| Resource Type | Article |
| Author / Source | Becky Mashburn (Delta-Montrose Electric Association) |
| Publication Date | January 2024 |
| Location | Colorado (framework applicable nationally) |
| Initiative Type | Program, Policy, Technology |
| Project Complexity | Advanced |
| Recommended For | Board, Staff |
Estimated reading time: 5 minutes
Why This Matters for Rural Electric Co-ops
This marks the culmination of a long-running, grant-funded broadband program, and it gives a sense of what that kind of sustained buildout can deliver. Since launching its subsidiary Elevate Internet in 2016, Delta-Montrose Electric Association (DMEA) secured nearly $61 million in state and federal grants over seven years to build 1,580 miles of fiber that reach more than 27,000 homes and businesses.

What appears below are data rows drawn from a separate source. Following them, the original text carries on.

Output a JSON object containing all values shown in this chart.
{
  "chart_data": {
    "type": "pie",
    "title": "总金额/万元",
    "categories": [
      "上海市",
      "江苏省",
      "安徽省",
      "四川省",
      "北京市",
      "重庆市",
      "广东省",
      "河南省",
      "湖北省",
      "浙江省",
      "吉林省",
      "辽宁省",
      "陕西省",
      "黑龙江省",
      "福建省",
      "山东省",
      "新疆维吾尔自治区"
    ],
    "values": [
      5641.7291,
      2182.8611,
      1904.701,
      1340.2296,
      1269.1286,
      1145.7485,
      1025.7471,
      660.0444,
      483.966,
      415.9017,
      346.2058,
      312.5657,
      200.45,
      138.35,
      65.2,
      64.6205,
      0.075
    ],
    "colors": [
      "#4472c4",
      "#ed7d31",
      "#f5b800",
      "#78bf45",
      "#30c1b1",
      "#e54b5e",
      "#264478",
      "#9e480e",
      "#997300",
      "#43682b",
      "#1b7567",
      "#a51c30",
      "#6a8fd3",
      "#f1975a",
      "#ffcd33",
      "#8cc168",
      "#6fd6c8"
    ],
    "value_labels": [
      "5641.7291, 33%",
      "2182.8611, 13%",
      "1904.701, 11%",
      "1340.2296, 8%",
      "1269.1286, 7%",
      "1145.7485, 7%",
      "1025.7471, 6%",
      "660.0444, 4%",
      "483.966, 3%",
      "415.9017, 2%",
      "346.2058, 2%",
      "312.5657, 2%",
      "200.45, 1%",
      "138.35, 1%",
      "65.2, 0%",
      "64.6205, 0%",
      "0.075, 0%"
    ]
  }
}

The $5.1 million award was DMEA's last eligible grant, and fewer than 1,700 locations will still be unserved once it is built. Under public broadband policy those areas already count as "served," so they no longer qualify for grants, and DMEA plans to reach them through its own capital budgets to connect every member by 2027. A co-op can use this to get a sense of what a sustained, grant-funded buildout can achieve, and as a reminder that the final members may need to be covered by the co-op itself rather than grants.
Key Takeaways
| › | A wholly owned subsidiary (Elevate Internet) plus stacked state and federal grants over several years is a proven path to near-total member coverage. |
| › | Grants can run out before every member is connected, so co-ops should budget their own capital to reach the rest. |
| › | Areas classified as "served" under public policy can still lack real service, a gap co-ops should verify against their own member data. |
Implementation Considerations
- Cost or Funding Requirements: The buildout relied on stacked grants covering the bulk of construction, but the last segments fall to the co-op's capital budget. Co-ops should plan for both.
- Regulatory or Governance Considerations: DMEA delivers broadband through a wholly owned subsidiary (Elevate Internet), which separates it from the electric business. Co-ops should settle this structure early.
- Time-Sensitive Information: This reflects the program as of early 2024. Several funding sources cited, including the Colorado Capital Projects Fund and the federal programs behind DMEA's earlier awards, are time-limited or no longer open to new applicants, so co-ops should not assume the same funding is available.
Notable Examples
- Delta-Montrose Electric Association: Secured nearly $61 million in grants over seven years to build 1,580 miles of fiber to more than 27,000 homes and businesses, aiming to reach every member by 2027.
- Elevate Internet: DMEA's wholly owned fiber subsidiary, launched in 2016, delivering the service.